June 16th, 2012 at 6:46 pm

with pascal( i, j, v, n, pv )

as ( select 1, 1, 1, 8, mdsys.sdo_numtab( 1 )

from dual

union all

select case when i = n then 1 else i + 1 end

, case when i = n then j + 1 else j end

, case when i = n or j = 1 then 1 else v + ( select column_value from table( pv ) where rownum < 2 ) end

, n

, case when cardinality( pv ) = n then pv multiset except ( select mdsys.sdo_numtab( column_value ) from table( pv ) where rownum < 2 ) else pv end multiset union mdsys.sdo_numtab( case when i = n or j = 1 then 1 else v + ( select column_value from table( pv ) where rownum < 2 ) end )

from pascal

where i < n or j < n

)

select i, j, v

from pascal

June 16th, 2012 at 7:35 pm

[...] Comments anton on New SQL PuzzleCharles Hooper on New SQL PuzzleKim Berg Hansen on New SQL [...]

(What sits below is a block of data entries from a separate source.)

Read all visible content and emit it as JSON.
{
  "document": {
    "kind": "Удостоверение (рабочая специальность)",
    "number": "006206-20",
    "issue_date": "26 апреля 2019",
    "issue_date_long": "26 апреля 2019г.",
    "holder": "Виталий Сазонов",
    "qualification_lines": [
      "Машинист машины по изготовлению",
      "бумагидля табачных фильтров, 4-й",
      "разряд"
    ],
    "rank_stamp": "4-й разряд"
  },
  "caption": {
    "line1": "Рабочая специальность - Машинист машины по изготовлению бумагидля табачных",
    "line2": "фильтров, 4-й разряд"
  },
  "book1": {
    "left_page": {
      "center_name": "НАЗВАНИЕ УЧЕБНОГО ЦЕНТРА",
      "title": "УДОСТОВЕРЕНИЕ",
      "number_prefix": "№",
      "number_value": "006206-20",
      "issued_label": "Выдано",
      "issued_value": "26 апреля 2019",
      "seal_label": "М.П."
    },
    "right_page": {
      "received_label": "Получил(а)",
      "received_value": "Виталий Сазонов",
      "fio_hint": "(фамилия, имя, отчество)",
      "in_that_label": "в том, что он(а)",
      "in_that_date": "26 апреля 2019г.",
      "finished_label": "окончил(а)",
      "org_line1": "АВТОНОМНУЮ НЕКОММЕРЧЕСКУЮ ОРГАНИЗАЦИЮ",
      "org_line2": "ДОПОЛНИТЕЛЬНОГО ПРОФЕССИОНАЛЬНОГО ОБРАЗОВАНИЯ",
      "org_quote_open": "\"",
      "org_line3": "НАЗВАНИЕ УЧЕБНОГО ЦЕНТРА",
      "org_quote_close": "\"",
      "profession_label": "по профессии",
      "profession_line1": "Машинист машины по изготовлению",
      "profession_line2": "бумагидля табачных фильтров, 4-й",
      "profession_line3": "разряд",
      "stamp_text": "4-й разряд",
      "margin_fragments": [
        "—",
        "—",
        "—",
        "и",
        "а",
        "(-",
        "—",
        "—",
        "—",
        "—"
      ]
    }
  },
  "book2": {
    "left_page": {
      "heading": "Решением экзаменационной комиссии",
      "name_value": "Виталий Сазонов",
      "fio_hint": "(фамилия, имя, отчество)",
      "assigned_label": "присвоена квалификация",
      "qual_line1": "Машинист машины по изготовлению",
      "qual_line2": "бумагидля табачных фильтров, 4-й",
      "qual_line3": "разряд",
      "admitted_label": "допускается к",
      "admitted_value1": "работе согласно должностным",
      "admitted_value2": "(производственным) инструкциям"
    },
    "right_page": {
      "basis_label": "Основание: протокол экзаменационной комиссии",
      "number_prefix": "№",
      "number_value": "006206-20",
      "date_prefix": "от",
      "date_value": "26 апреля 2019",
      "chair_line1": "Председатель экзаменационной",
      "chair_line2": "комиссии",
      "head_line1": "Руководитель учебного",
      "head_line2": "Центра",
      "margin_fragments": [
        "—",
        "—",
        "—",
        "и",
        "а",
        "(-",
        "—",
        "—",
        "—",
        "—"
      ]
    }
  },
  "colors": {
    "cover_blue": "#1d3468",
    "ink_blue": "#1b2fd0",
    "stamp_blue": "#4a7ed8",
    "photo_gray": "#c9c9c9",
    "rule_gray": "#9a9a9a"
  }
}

June 20th, 2012 at 6:56 am

[...] been impressed with the solutions to my little problem of generating a symmetric Pascal matrix using SQL. Charles Hooper in particular has provided [...]

August 3rd, 2013 at 11:42 am

Impressive SQL puzzle, I think this will be what I will do over the weekend.